Children of both genders showed a mean that was very close to that expected at six months, which confirms that length during early life, although important, is not especially sensitive to changes in the nutritional status of the children in the studied age group [23]. This peculiarity may also explain the lack of large differences between the growth curves generated here and the WHO, 2006 curves.

Our findings were similar to those of Murahovschi et al. [24], who found curves slightly higher than those defined by the NCHS, 1997 [3]. This similarity can be explained by the fact that both studies considered only EBF children, unlike the NCHS, 1977 curves, in which artificial feeding was predominant. Furthermore, both studies focused on the assessment of children during the first months of life, unlike the NCHS, 1977 curves, which studied a broader age group and had methodological limitations related to the inclusion of children in this initial period of life.

Another study conducted in India partially agrees with the findings of the present study, stating weights were higher in infants who were breastfed compared with the NCHS, 1977 curves; however, the authors observed that length was systematically smaller [25]. In comparison, Jaldin et al. [26], in a Brazilian study of EBF infants up to 6 months of age, concluded that the children’s weight gain resembled the standard WHO, 2006 curves more closely than they resembled the NCHS, 1997 curves, whereas the linear growth was comparable to both curves.

These findings confirm what Augusto and Souza concluded: that exclusive breastfeeding ensures proper growth in the first two quarters of life and that the apparent changes in growth should be evaluated cautiously to avoid early weaning with the introduction of unnecessary and inappropriate complementary feeding [4].

The importance of the inclusion of EBF children in the analysis was that it made it possible to generate a standardised weight and length distribution for the studied age group.
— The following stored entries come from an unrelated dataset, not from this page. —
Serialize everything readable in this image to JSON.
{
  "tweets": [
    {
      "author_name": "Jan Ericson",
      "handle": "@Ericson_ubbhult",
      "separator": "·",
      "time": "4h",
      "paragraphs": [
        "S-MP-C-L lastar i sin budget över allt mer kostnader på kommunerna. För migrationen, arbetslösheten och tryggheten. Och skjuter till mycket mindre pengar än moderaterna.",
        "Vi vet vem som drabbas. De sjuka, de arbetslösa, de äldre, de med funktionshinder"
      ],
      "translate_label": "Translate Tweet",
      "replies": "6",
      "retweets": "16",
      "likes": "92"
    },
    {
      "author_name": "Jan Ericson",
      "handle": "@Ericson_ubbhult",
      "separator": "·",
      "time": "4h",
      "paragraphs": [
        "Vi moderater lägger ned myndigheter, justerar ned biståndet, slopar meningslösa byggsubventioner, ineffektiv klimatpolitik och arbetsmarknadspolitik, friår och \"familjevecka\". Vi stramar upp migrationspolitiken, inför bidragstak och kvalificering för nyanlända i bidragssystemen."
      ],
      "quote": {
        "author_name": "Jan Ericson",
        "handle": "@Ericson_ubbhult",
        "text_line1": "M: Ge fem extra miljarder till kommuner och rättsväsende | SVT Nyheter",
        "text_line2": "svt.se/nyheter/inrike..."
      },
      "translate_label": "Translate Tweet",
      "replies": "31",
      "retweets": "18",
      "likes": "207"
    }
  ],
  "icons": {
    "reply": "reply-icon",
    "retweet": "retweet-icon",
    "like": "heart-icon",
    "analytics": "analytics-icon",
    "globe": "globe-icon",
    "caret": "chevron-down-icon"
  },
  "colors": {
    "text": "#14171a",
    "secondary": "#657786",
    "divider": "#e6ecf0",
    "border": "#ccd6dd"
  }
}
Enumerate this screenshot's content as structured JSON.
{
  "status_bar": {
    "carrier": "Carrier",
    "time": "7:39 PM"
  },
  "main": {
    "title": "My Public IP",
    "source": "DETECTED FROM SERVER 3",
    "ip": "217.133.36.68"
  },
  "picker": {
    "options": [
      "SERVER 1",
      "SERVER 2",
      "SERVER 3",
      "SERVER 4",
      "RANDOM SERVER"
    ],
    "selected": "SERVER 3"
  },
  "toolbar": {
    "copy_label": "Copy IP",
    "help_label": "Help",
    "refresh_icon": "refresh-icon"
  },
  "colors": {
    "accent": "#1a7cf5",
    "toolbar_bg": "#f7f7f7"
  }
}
Researchers have highlighted the importance of studying EBF children to build appropriate reference growth curves [27].

Furthermore, although the infants evaluated in the present study came from a single geographical area, the sample size was predetermined according to the proposed goal, which increased the possibility of identifying differences between the comparison curves. However, this study was not intended to be a population study or to be representative of the Brazilian population. Thus, the extrapolation of its results to other populations should be conducted with caution [28].

The results of the present study were similar or superior to the reference curves [3, 8], which did not require EBF throughout the first six months of life as inclusion criteria. Additionally, our study’s findings are similar to those of other researchers who studied EBF children in this age group [23, 24, 29].

Conclusion

Exclusive breastfeeding in the first six months of life provides adequate physical growth and results in weight and height gains that are similar to or greater than those depicted in the NCHS, 1997 and WHO, 2006 curves.

The superior weight means in the fifth and sixth months of life among the children in our study suggest that the growth curves of EBF children during the second quarter of life were greater than those of children who received other forms of feeding.

Finally, the official recommendations of WHO and the American Academy of Pediatrics were reinforced by our findings, as they recommend exclusive breastfeeding during the first six months of life as the ideal feeding strategy to ensure the healthy physical growth of infants in this age group [6, 30].